Jean-Pierre Chevènement : Il va être-déposé très prochainement et viendra en discussion au Parlement au printemps 1998. Il s'agit de bien cadrer l'action de polices municipales. Actuellement, par exemple, la police municipale n'a pas la possibilité de verbaliser. Elle pourrait l'obtenir pour ce qui concerne la circulation, les contraventions au code de la route. En revanche, la police municipale ne devrait pas avoir la possibilité de procéder à des fouilles ou à des contrôles d'identité préventifs. Ce sont des prérogatives de la police nationale. Il y a mieux à faire ailleurs : il faut se rapprocher des gens. Certaines municipalités devront donc réorienter leurs polices municipales quand elles ont la tentation du maintien de l'ordre vers des tâches de présence, de proximité et de médiation.

Le Parisien : Pour en revenir à la délinquance, vous souhaitez que soient améliorés les rapports entre la police et la justice. Qu’est-ce qui ne va pas aujourd’hui ?
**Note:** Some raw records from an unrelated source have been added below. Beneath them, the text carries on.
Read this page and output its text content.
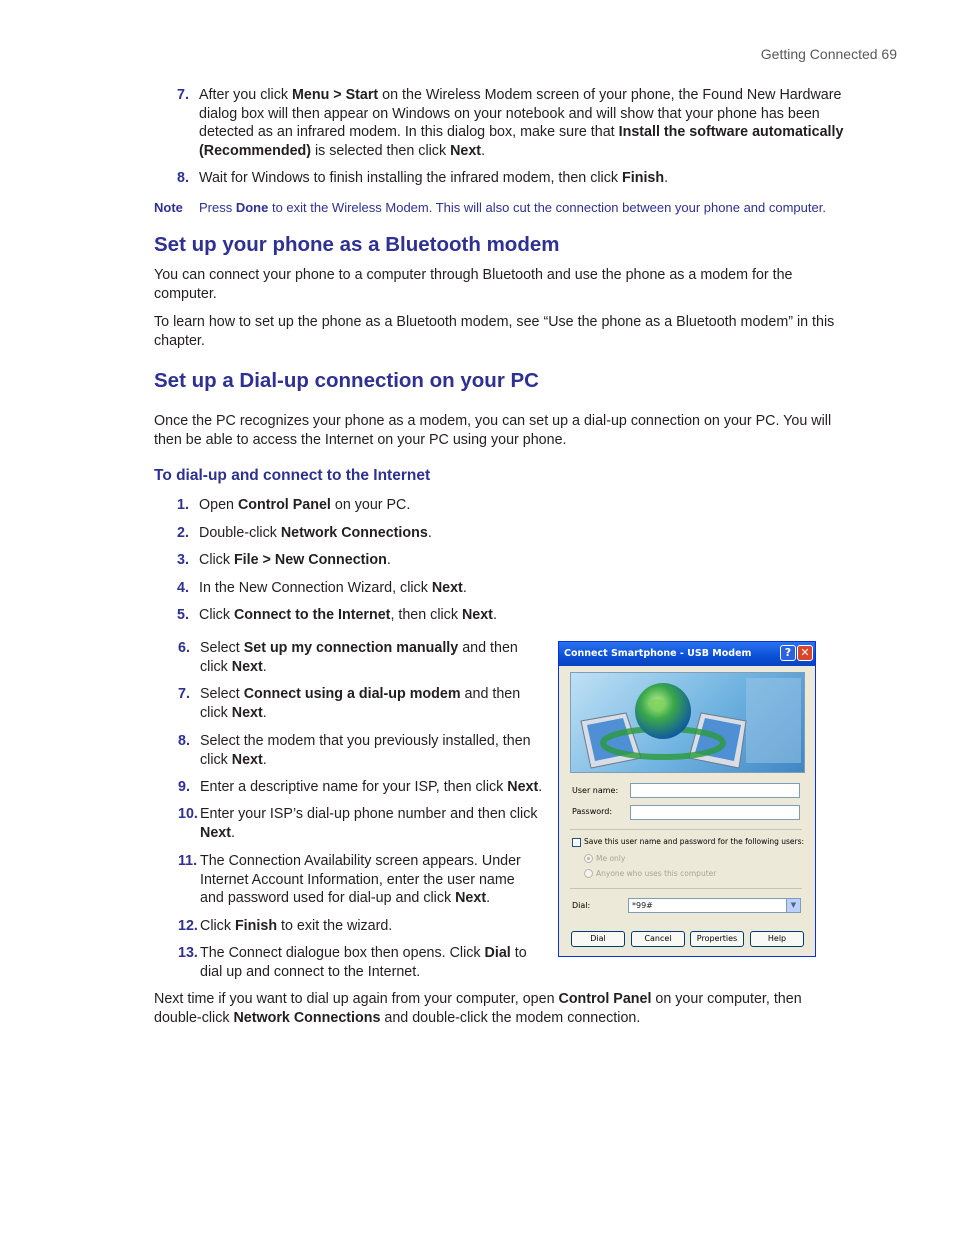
Getting Connected 69
7. After you click Menu > Start on the Wireless Modem screen of your phone, the Found New Hardware
dialog box will then appear on Windows on your notebook and will show that your phone has been
detected as an infrared modem. In this dialog box, make sure that Install the software automatically
(Recommended) is selected then click Next.
8. Wait for Windows to finish installing the infrared modem, then click Finish.
Note Press Done to exit the Wireless Modem. This will also cut the connection between your phone and computer.
Set up your phone as a Bluetooth modem
You can connect your phone to a computer through Bluetooth and use the phone as a modem for the
computer.
To learn how to set up the phone as a Bluetooth modem, see “Use the phone as a Bluetooth modem” in this
chapter.
Set up a Dial-up connection on your PC
Once the PC recognizes your phone as a modem, you can set up a dial-up connection on your PC. You will
then be able to access the Internet on your PC using your phone.
To dial-up and connect to the Internet
1. Open Control Panel on your PC.
2. Double-click Network Connections.
3. Click File > New Connection.
4. In the New Connection Wizard, click Next.
5. Click Connect to the Internet, then click Next.
6. Select Set up my connection manually and then
click Next.
7. Select Connect using a dial-up modem and then
click Next.
8. Select the modem that you previously installed, then
click Next.
9. Enter a descriptive name for your ISP, then click Next.
10. Enter your ISP’s dial-up phone number and then click
Next.
11. The Connection Availability screen appears. Under
Internet Account Information, enter the user name
and password used for dial-up and click Next.
12. Click Finish to exit the wizard.
13. The Connect dialogue box then opens. Click Dial to
dial up and connect to the Internet.
Next time if you want to dial up again from your computer, open Control Panel on your computer, then
double-click Network Connections and double-click the modem connection.
Connect Smartphone - USB Modem	? ✕
User name:
Password:
Save this user name and password for the following users:
Me only
Anyone who uses this computer
Dial:	*99#	▼
Dial	Cancel	Properties	Help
Jean-Pierre Chevènement : Madame Guigou a entrepris de réorienter l’action du ministère de la justice pour que celle-ci répond davantage aux attentes de nos concitoyens. Je ressens que le travail de la police ne sera pleinement efficace que s’il est relayé rapidement par les actions de justice. Il faut une meilleure coordination au niveau local pour que, par exemple, les phénomènes de délinquance soient rapidement et visiblement sanctionnés. On ne doit pas voir les auteurs d'actes délictueux revenir parader sur le lieu de leurs forfaits quelques jours seulement après qu'ils les ont commis. Tout doit être fait pour la prévention, mais, dans la mesure où la prévention ne suffit pas, il faut que la répression soit efficace.
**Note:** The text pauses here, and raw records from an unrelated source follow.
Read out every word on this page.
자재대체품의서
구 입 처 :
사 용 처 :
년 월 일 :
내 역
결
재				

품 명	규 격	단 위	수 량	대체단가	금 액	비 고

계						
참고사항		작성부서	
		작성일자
Mon but, c'est de faire en sorte que, partout nos concitoyens aient le sentiment de vivre en République, c'est-à-dire dans un pays où l'on se parle et où les règles sont les mêmes pour tous, dans un pays où il n'y a pas des quartiers protégés d'une part et d'autre part des cités interdites. La République c'est le refus des ghettos : aujourd'hui, toutes nos banlieues sont à reconstruire. Il nous faudra peut-être trente ou quarante ans, car des zones entières doivent être remodelées ; sinon, nous irons vers une société à l'américaine, avec des zones où l'on n'osera plus s'aventurer. Un travail de fond est nécessaire. Il implique notamment l'éducation civique, une politique du logement, de sécurité de proximité, une coopération efficace entre la police et la justice. Et que l'on se place clairement dans une perspective qui est la refondation de la République. Pour mieux définir cette tâche immense, pour mobiliser les acteurs concernés, je compte beaucoup sur le colloque que j'organise à Villepinte, en Seine-Saint-Denis, les 24 et 25 octobre prochain, et qui sera conclu par le Premier ministre. Tant il est vrai que la sûreté n'est pas seulement l'affaire de la police mais celle de tout le gouvernement et, ajouterai-je, de chaque citoyen.

(*) Neuf mille appelés du contingent effectuent leur service au sein de la police nationale. Avec la suppression du service militaire ces policiers auxiliaires sont appelés à disparaître.